Professor Goode had also suggested this test for identifying "credit":-
"Debt is deferred, and credit extended, whenever the contract provides for the debtor to pay, or gives him the option to pay, later than the time at which payment would otherwise have been earned under the express or implied terms of the contract."
That statement of principle was approved by the Court of Appeal in Dimond v Lovell [2000] 1 Q.B. 216, 230, a view with which their Lordships did not disagree when the matter went to the House of Lords reported at [2002] 1 AC 384, although Lord Hobhouse of Woodborough commented at p.405 that the test would not "always be a satisfactory one to apply".
"Where it is completely uncertain whether the arrangements between the parties will give rise to a debt at all, there is no "credit" merely because those arrangements postpone any obligation to pay until such time as the future possible indebtedness has crystallised."
"… until the closing of the relevant contract between the customer and City Index, it cannot be said that there is a debt at all. It follows, in my judgment, that it cannot be said that the effect of the agreement in providing what was called a "credit allocation" to Mr Nejad was to grant him any credit in respect of what would otherwise be an indebtedness payable at an earlier date. At the stage the contract was entered into there might or might not be an indebtedness in the future. All that was happening, as I have indicated, by the credit allocation was an absolution of Mr Nejad from having to provide security for such possible future indebtedness until such time as his potential loss had exceeded the amount of his credit allocation."
"It is submitted that A does not provide credit to B in the following situations:-
(1) A pays to B a sum of money by way of advance or part advance for the supply of goods or services in the future by B to A: Fisher v Raven, …
(4) A employs B as his agent to sell his (A's) goods on commission and pays B a sum in advance in respect of commission so to be earned (notwithstanding any express or implied provision for repayment to the extent that commission is not in fact earned): Legal & General Assurance Society v Cooper [1994] C.L.Y 2656."

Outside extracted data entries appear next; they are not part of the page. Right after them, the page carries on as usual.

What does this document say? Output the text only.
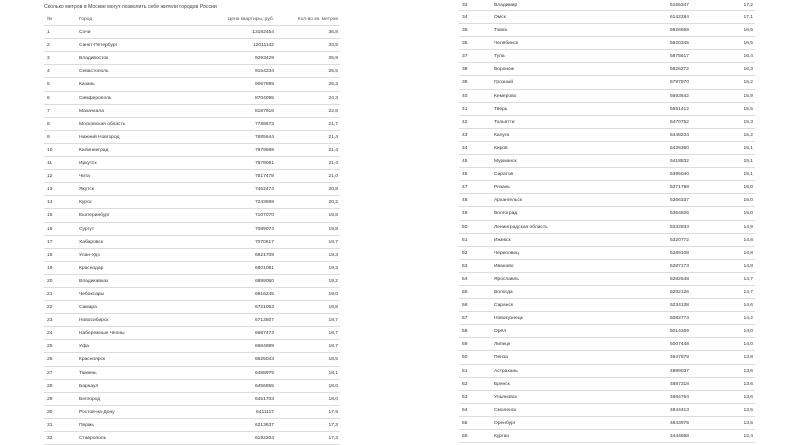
Сколько метров в Москве могут позволить себе жители городов России
№	Город	Цена квартиры, руб.	Кол-во кв. метров
1	Сочи	13192454	36,8
2	Санкт-Петербург	12011142	33,5
3	Владивосток	9293429	25,9
4	Севастополь	9154234	25,5
5	Казань	9067899	25,3
6	Симферополь	8704095	24,3
7	Махачкала	8187916	22,8
8	Московская область	7789673	21,7
9	Нижний Новгород	7685644	21,4
10	Калининград	7679589	21,4
11	Иркутск	7678081	21,4
12	Чита	7517478	21,0
13	Якутск	7462474	20,8
14	Курск	7243699	20,2
15	Екатеринбург	7107070	19,8
16	Сургут	7089074	19,8
17	Хабаровск	7070617	19,7
18	Улан-Удэ	6921709	19,3
19	Краснодар	6901081	19,3
20	Владикавказ	6899050	19,2
21	Чебоксары	6816245	19,0
22	Самара	6721053	18,8
23	Новосибирск	6713507	18,7
24	Набережные Челны	6687473	18,7
25	Уфа	6684889	18,7
26	Красноярск	6625043	18,5
27	Тюмень	6488975	18,1
28	Барнаул	6456855	18,0
29	Белгород	6451703	18,0
30	Ростов-на-Дону	6411117	17,9
31	Пермь	6213637	17,3
32	Ставрополь	6192204	17,3
33	Владимир	6155347	17,2
34	Омск	6142284	17,1
35	Томск	5926659	16,5
36	Челябинск	5920345	16,5
37	Тула	5875617	16,4
38	Воронеж	5826272	16,3
39	Грозный	5797970	16,2
40	Кемерово	5693642	15,9
41	Тверь	5551412	15,5
42	Тольятти	5470752	15,3
43	Калуга	5448234	15,2
44	Киров	5426360	15,1
45	Мурманск	5418832	15,1
46	Саратов	5395040	15,1
47	Рязань	5371798	15,0
48	Архангельск	5366337	15,0
49	Волгоград	5364826	15,0
50	Ленинградская область	5332833	14,9
51	Ижевск	5320772	14,8
52	Череповец	5289108	14,8
53	Иваново	5287173	14,8
54	Ярославль	5282548	14,7
55	Вологда	5252126	14,7
56	Саранск	5234138	14,6
57	Новокузнецк	5082774	14,2
58	Орёл	5014269	14,0
59	Липецк	5007448	14,0
60	Пенза	4947878	13,8
61	Астрахань	4889037	13,6
62	Брянск	4887318	13,6
63	Ульяновск	4884764	13,6
64	Смоленск	4844413	13,5
65	Оренбург	4843975	13,5
66	Курган	4444658	12,4
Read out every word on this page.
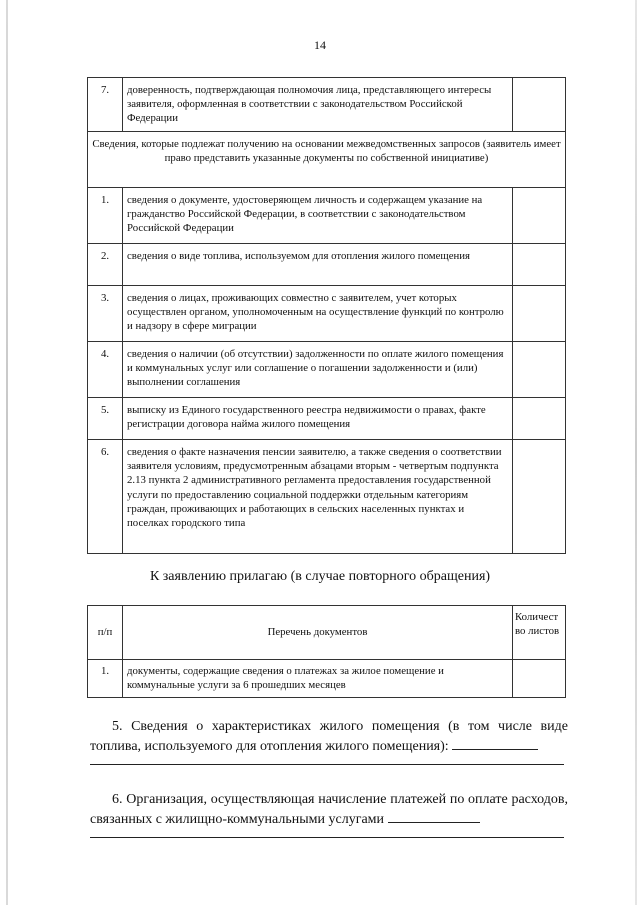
14
7.	доверенность, подтверждающая полномочия лица, представляющего интересы заявителя, оформленная в соответствии с законодательством Российской Федерации	
Сведения, которые подлежат получению на основании межведомственных запросов (заявитель имеет право представить указанные документы по собственной инициативе)		
1.	сведения о документе, удостоверяющем личность и содержащем указание на гражданство Российской Федерации, в соответствии с законодательством Российской Федерации	
2.	сведения о виде топлива, используемом для отопления жилого помещения	
3.	сведения о лицах, проживающих совместно с заявителем, учет которых осуществлен органом, уполномоченным на осуществление функций по контролю и надзору в сфере миграции	
4.	сведения о наличии (об отсутствии) задолженности по оплате жилого помещения и коммунальных услуг или соглашение о погашении задолженности и (или) выполнении соглашения	
5.	выписку из Единого государственного реестра недвижимости о правах, факте регистрации договора найма жилого помещения	
6.	сведения о факте назначения пенсии заявителю, а также сведения о соответствии заявителя условиям, предусмотренным абзацами вторым - четвертым подпункта 2.13 пункта 2 административного регламента предоставления государственной услуги по предоставлению социальной поддержки отдельным категориям граждан, проживающих и работающих в сельских населенных пунктах и поселках городского типа	
К заявлению прилагаю (в случае повторного обращения)
п/п	Перечень документов	Количество листов
1.	документы, содержащие сведения о платежах за жилое помещение и коммунальные услуги за 6 прошедших месяцев	
5. Сведения о характеристиках жилого помещения (в том числе виде топлива, используемого для отопления жилого помещения):
6. Организация, осуществляющая начисление платежей по оплате расходов, связанных с жилищно-коммунальными услугами
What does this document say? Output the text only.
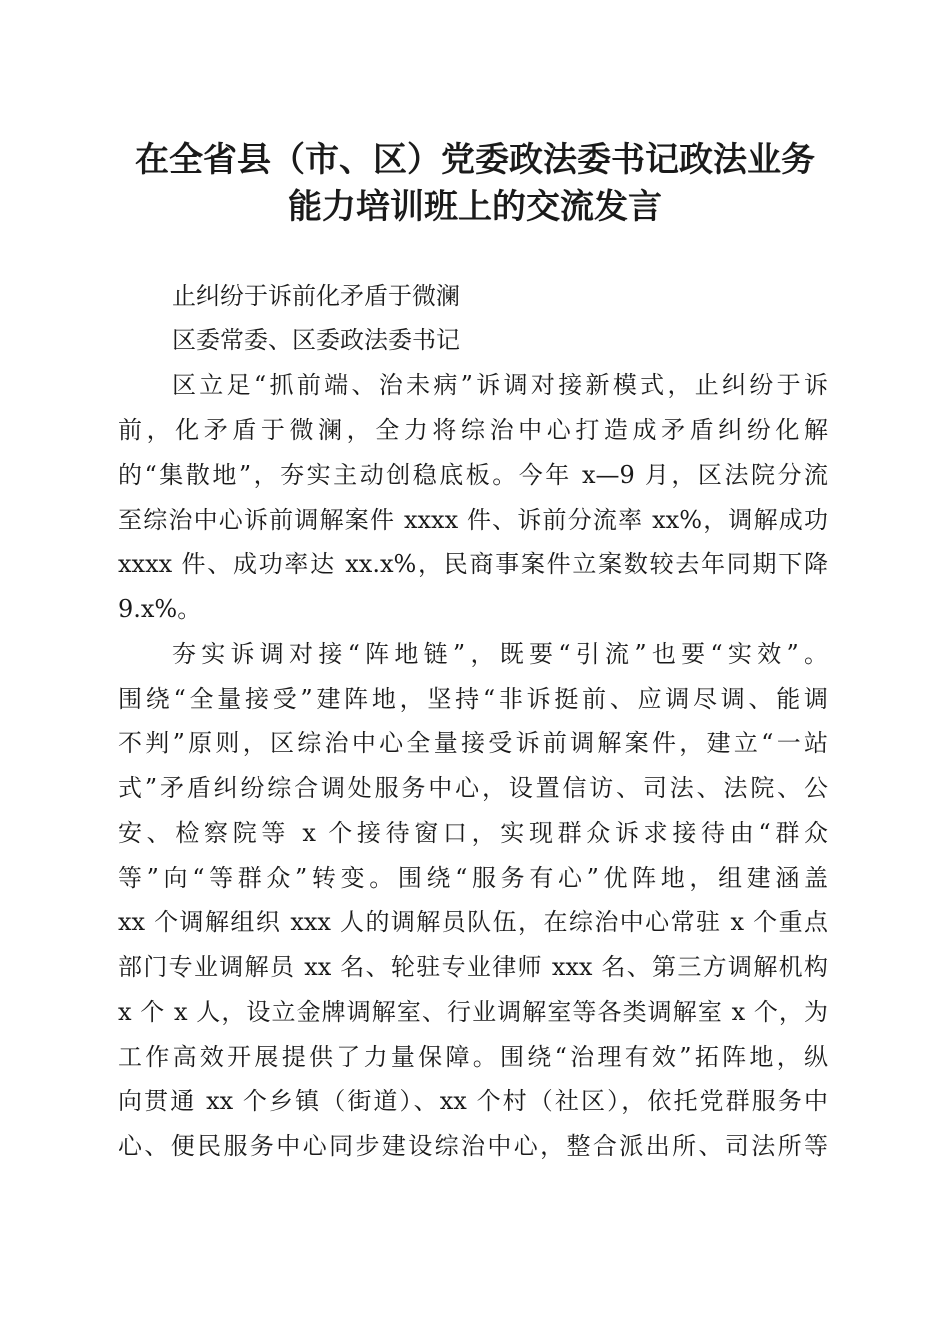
在全省县（市、区）党委政法委书记政法业务
能力培训班上的交流发言
止纠纷于诉前化矛盾于微澜
区委常委、区委政法委书记
区立足“抓前端、治未病”诉调对接新模式，止纠纷于诉
前，化矛盾于微澜，全力将综治中心打造成矛盾纠纷化解
的“集散地”，夯实主动创稳底板。今年 x—9 月，区法院分流
至综治中心诉前调解案件 xxxx 件、诉前分流率 xx%，调解成功
xxxx 件、成功率达 xx.x%，民商事案件立案数较去年同期下降
9.x%。
夯实诉调对接“阵地链”，既要“引流”也要“实效”。
围绕“全量接受”建阵地，坚持“非诉挺前、应调尽调、能调
不判”原则，区综治中心全量接受诉前调解案件，建立“一站
式”矛盾纠纷综合调处服务中心，设置信访、司法、法院、公
安、检察院等 x 个接待窗口，实现群众诉求接待由“群众
等”向“等群众”转变。围绕“服务有心”优阵地，组建涵盖
xx 个调解组织 xxx 人的调解员队伍，在综治中心常驻 x 个重点
部门专业调解员 xx 名、轮驻专业律师 xxx 名、第三方调解机构
x 个 x 人，设立金牌调解室、行业调解室等各类调解室 x 个，为
工作高效开展提供了力量保障。围绕“治理有效”拓阵地，纵
向贯通 xx 个乡镇（街道）、xx 个村（社区），依托党群服务中
心、便民服务中心同步建设综治中心，整合派出所、司法所等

"The costs of further litigating this dispute will be disproportionate to the amount at stake. ADR is strongly recommended."
The wisdom of those remarks is demonstrated by the revelation that these parties have spent £50,000 on this litigation so far and they still have a battle royal to fight over damages for misrepresentation. My heart sinks. The parties should have written to each other along the lines that, "Lord Justice Tuckey has very sensibly suggested ADR. My client thinks that is a splendid idea. Please can we get on with it as soon and as cheaply as possible? Despite our different views of the strengths and weaknesses of our respective cases, we should have faith in the process which we know works and just hope for the best." Instead of that the parties launched into argumentative correspondence, standing on their heads as they each inconsistently proclaimed their total willingness to be reasonable, flexible, commercially realistic and so forth and so on but then adamantly stating that in the light of the strength of their case and the weakness of the other side's case they were not prepared to compromise beyond a certain point. Between the bottom lines of each side was the inevitable yawning chasm. Two days before the date fixed for the mediation, the appellant decided not to proceed because:-
"Having reviewed the detail carefully it appears clear beyond any doubt that the mediation will not be successful because neither side are willing to change their position." (My emphasis is added.)